The show has a strong understanding of how romantic cheating can get, which makes the way it pulls its punches all the more confusing, according to executive producer and writer Stephen Falk The Hollywood Reporter that in keeping with the utopian sci-fi nature of the setting, “we wanted to live in a world where” neither racism nor sexism existed. “The politics on the show is more about capitalism and the American dream than things like racism and sexism,” Falk said.
But the problem with this is that you can’t separate things like ‘capitalism’, ‘the American dream’ and ‘racism’. Sure you could do that, but you end up with an extremely limited vision of the capitalist American Dream. Ground zero of this dream after World War II was the suburbs. These suburbs started with Levittown, Pennsylvania, and had white supremacy baked right into the leases; Levitt & Sons specifically did not sell homes to black families, and when a black family moved into a home in Levittown in 1957, they were routinely harassed. Not all suburbs had racism built in the same way, but Levittown cemented the vision of the American dream as lily white.
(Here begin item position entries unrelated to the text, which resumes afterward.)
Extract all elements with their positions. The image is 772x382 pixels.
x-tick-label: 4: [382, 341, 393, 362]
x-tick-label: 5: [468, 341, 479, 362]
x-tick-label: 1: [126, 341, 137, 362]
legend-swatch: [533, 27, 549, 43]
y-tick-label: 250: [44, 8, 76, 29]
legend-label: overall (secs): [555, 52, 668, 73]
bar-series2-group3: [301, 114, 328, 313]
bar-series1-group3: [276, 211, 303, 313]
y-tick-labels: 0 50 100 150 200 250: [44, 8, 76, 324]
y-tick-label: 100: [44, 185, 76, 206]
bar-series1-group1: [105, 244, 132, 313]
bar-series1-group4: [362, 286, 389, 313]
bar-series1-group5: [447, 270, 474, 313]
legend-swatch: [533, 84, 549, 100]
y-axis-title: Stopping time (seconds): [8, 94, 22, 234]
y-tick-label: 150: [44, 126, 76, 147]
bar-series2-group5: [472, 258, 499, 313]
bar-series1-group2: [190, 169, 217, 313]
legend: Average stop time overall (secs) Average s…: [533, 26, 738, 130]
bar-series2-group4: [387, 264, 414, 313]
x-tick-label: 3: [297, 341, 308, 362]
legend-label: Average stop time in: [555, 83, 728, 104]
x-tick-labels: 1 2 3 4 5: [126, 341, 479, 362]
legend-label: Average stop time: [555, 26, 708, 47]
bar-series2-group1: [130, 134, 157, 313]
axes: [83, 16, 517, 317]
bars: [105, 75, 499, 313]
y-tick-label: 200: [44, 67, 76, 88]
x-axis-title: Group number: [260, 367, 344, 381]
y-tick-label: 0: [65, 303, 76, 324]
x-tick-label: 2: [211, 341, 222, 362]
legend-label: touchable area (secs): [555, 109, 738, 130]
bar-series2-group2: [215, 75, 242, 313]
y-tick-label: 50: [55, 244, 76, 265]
And suburban dreams are gone Hello, including a particularly gruesome package drop in the first episode, “Your Brighter Tomorrow, Today.” The interesting thing about Falk’s quote is that Hello morning! feels like it’s working towards a comment on racism anyway. Nobody does more work for Brightside than Shirley (Wood), who runs the entire operation on a day-to-day basis. Like the others, she firmly believes in life on the moon, but works with Jack to ensure her operation is indeed successful. She takes his selling points to heart and works day and night to find the right audience for her can’t-be-so-good offers. In other words, it’s easy to imagine Shirley falling for Jack’s swindle. And whatever Jack’s personal feelings toward Shirley, it’s hard to ignore the visuals of the situation.
The racism is implicit on Hello, and knowing that the show is actively cutting that reading it feels like wasting a fantastic storytelling opportunity. It’s not like capitalism stopped being racist after Levittown. The crypto industry supported white supremacists, tokenized its black employeesAnd oversold his “digital rebellion” with the help of celebrities like Spike Lee And Stephen Curry. crypto was seek Black wallets to prop up a house of cards just like Jack Shirley was looking for. The comparisons are right there.
None of this should detract from Crudup and Wood’s performances — they’re the show’s most dynamic pairing. One is a walking bullshitter and the other has a great bullshit detector blinded by lunar interference. The show is still a fascinating look at how a scam like crypto can feel as real as the moon in the sky and just as unreachable. If they get another season maybe they’ll start to really sell how the big American scams are all related.
The first five episodes of Hello morning! stream now on Apple TV Plus. New episodes appear every Friday.